The NCKP is small enough to somehow feel like a big family of piano teachers, 😉 but big enough to a massive impact on our field. It is invigorating to connect and re-connect with fellow teachers and learn together over the course of a few focused days. I’ve already mentioned a few individuals and fellow bloggers that I took photos with during the conference, but there were quite a few others that I neglected to mention (including Nancy DeHaven Hall, who was kind enough to help proofread my RCM Technique Charts, blogger Tim Topham all the way from Australia, those of you who introduced yourselves to as followers of my blog, and other friends…) — you know who you are!
For the independent piano teacher, professional development is a great personal sacrifice of time, effort, and money. I believe it is a sacrifice we have a responsibility to make, for the sake of our students, our profession, and our own levels of teaching energy. I hope you will consider setting aside money for NCKP 2017, or for other resources or events closer to home!

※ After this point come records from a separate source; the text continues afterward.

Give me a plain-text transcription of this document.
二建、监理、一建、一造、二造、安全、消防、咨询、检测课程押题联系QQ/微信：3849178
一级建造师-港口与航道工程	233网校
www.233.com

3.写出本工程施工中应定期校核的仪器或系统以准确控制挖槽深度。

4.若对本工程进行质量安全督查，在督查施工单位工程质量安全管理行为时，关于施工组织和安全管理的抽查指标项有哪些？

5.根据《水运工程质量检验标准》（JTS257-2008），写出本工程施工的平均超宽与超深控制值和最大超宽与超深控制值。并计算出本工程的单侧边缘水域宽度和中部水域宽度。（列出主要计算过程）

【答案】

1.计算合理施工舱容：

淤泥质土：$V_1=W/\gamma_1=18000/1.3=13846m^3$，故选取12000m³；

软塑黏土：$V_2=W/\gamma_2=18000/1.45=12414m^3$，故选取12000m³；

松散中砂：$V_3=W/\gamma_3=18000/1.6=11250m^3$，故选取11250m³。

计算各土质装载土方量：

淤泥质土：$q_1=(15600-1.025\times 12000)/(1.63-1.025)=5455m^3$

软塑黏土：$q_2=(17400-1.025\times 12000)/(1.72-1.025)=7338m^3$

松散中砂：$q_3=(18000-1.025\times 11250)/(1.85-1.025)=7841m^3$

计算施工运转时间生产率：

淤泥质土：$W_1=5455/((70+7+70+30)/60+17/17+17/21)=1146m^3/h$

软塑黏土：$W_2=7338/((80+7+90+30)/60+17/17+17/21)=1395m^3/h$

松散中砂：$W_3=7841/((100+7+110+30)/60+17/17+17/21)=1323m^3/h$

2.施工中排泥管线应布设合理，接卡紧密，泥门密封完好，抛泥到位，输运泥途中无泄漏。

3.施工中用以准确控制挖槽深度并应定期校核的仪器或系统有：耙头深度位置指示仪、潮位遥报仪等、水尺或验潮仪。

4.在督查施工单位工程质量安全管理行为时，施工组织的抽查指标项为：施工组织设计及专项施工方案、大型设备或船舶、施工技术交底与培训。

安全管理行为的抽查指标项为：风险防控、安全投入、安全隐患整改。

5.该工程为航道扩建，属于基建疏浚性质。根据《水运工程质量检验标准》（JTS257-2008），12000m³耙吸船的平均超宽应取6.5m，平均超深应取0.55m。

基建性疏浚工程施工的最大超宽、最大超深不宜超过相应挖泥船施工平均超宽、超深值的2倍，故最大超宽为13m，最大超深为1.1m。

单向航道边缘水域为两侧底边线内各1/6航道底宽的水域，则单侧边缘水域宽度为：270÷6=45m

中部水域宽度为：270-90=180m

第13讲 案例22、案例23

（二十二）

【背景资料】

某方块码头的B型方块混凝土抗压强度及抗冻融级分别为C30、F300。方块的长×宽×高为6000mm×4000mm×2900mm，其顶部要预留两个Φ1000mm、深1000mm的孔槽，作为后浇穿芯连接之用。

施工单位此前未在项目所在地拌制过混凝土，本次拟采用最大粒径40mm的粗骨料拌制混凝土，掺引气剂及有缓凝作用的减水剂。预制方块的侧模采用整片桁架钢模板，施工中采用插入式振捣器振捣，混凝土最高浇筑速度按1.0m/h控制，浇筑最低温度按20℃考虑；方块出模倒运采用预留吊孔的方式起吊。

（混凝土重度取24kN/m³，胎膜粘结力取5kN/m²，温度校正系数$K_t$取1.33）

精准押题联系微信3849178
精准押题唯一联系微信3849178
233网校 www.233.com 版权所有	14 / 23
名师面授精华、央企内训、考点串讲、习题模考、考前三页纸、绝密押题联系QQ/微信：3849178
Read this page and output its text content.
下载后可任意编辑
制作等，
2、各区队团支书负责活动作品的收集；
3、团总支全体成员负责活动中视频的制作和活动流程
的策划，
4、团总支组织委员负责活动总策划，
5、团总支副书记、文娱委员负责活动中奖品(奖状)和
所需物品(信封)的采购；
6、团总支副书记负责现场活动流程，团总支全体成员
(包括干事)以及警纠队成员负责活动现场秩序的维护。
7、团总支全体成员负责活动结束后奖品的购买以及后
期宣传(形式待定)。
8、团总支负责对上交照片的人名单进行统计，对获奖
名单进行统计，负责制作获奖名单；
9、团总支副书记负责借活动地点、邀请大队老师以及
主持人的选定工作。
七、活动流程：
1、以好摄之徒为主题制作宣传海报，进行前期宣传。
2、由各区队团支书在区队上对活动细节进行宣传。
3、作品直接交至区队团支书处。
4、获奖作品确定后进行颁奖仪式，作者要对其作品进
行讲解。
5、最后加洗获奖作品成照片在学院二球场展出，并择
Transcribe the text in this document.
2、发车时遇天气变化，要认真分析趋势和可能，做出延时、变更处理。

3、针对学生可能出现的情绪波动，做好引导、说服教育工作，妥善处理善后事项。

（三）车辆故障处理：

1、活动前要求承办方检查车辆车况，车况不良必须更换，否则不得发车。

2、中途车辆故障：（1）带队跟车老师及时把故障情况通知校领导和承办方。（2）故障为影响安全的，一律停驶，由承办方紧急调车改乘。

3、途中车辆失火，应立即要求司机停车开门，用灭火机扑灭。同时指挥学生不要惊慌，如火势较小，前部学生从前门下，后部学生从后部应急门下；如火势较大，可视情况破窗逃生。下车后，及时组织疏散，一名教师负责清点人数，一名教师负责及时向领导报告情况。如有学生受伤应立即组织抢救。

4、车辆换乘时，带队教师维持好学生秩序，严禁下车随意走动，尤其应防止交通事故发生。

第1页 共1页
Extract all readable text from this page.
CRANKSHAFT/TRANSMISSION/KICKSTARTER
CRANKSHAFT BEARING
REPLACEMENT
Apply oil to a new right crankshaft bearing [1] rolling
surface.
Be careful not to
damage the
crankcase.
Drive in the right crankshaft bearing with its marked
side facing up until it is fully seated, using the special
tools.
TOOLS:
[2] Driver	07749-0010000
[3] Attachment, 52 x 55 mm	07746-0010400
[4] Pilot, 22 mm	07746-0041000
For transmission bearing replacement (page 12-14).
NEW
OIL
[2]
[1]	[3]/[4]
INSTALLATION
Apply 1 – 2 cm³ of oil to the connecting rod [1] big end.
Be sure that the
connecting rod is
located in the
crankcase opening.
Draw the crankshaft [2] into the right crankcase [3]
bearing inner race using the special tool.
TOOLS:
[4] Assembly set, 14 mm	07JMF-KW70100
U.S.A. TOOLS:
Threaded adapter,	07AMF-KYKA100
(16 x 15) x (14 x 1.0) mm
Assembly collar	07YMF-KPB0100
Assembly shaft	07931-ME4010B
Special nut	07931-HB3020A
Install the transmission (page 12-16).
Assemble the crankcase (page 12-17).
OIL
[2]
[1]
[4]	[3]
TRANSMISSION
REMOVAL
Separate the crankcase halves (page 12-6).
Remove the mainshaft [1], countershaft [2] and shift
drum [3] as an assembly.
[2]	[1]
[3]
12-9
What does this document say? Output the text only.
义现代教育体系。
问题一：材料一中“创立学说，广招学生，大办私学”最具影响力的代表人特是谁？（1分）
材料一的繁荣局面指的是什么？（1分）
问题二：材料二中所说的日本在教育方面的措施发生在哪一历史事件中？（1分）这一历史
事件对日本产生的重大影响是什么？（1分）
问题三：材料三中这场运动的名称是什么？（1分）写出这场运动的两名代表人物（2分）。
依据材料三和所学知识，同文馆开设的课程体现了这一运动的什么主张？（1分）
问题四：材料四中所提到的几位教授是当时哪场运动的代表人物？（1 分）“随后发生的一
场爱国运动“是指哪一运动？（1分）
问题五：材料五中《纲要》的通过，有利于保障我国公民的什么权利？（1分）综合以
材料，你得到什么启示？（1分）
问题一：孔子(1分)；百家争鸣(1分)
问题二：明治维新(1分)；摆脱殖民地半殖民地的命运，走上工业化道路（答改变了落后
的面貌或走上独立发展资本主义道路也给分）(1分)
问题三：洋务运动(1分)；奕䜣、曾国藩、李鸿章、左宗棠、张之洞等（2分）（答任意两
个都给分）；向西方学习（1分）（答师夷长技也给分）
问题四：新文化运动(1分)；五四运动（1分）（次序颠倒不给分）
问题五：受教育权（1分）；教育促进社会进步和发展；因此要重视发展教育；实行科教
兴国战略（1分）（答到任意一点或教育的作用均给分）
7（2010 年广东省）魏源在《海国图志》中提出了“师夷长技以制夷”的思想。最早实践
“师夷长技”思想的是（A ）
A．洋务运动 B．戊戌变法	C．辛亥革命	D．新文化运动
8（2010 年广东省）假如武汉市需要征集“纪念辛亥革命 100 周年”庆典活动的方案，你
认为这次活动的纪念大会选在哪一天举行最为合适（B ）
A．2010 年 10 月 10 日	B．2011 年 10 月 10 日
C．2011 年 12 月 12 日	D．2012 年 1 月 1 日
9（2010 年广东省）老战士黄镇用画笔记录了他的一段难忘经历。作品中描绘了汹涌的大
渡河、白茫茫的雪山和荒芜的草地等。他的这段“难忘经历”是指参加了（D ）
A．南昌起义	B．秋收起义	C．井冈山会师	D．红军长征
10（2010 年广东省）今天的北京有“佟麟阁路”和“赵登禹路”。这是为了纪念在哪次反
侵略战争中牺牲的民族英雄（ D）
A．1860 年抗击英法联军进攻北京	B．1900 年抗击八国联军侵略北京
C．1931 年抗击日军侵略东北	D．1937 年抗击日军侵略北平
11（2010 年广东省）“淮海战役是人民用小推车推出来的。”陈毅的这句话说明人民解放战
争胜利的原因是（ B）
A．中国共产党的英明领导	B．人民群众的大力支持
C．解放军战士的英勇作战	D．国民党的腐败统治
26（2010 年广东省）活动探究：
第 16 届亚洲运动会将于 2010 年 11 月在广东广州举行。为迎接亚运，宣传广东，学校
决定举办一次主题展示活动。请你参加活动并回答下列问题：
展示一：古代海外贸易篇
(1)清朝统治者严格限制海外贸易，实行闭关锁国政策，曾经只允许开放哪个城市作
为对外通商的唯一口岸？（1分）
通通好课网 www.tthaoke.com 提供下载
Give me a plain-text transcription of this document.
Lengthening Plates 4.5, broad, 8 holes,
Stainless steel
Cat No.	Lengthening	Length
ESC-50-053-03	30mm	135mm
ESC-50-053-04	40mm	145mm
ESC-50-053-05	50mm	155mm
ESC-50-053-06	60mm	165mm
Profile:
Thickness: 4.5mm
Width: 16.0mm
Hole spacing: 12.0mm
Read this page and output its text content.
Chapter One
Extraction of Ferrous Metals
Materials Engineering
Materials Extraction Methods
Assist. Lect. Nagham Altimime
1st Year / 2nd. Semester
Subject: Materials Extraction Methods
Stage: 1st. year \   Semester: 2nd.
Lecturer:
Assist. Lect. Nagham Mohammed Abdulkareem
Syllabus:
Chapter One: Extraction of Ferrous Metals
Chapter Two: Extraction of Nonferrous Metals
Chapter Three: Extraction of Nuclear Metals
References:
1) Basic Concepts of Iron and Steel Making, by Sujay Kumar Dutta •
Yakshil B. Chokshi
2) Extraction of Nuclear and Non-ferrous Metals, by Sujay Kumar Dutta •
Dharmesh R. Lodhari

I totaled up the value of the conference freebies I took home (from the Exhibit Hall and the Publisher Showcases) and the cost this time totaled over $175! Part of the fun of attending conferences is being exposed to new publications to try out with students — and it does somewhat help defray the costs of attending the conference.
I’ve already been using tips and ideas from NCKP 2015 in my teaching this week. 🙂 Later this week, I’m hope to glean more wisdom from Irina Gorin’s workshop near Indianapolis. I’ve been looking forward to these two events all year!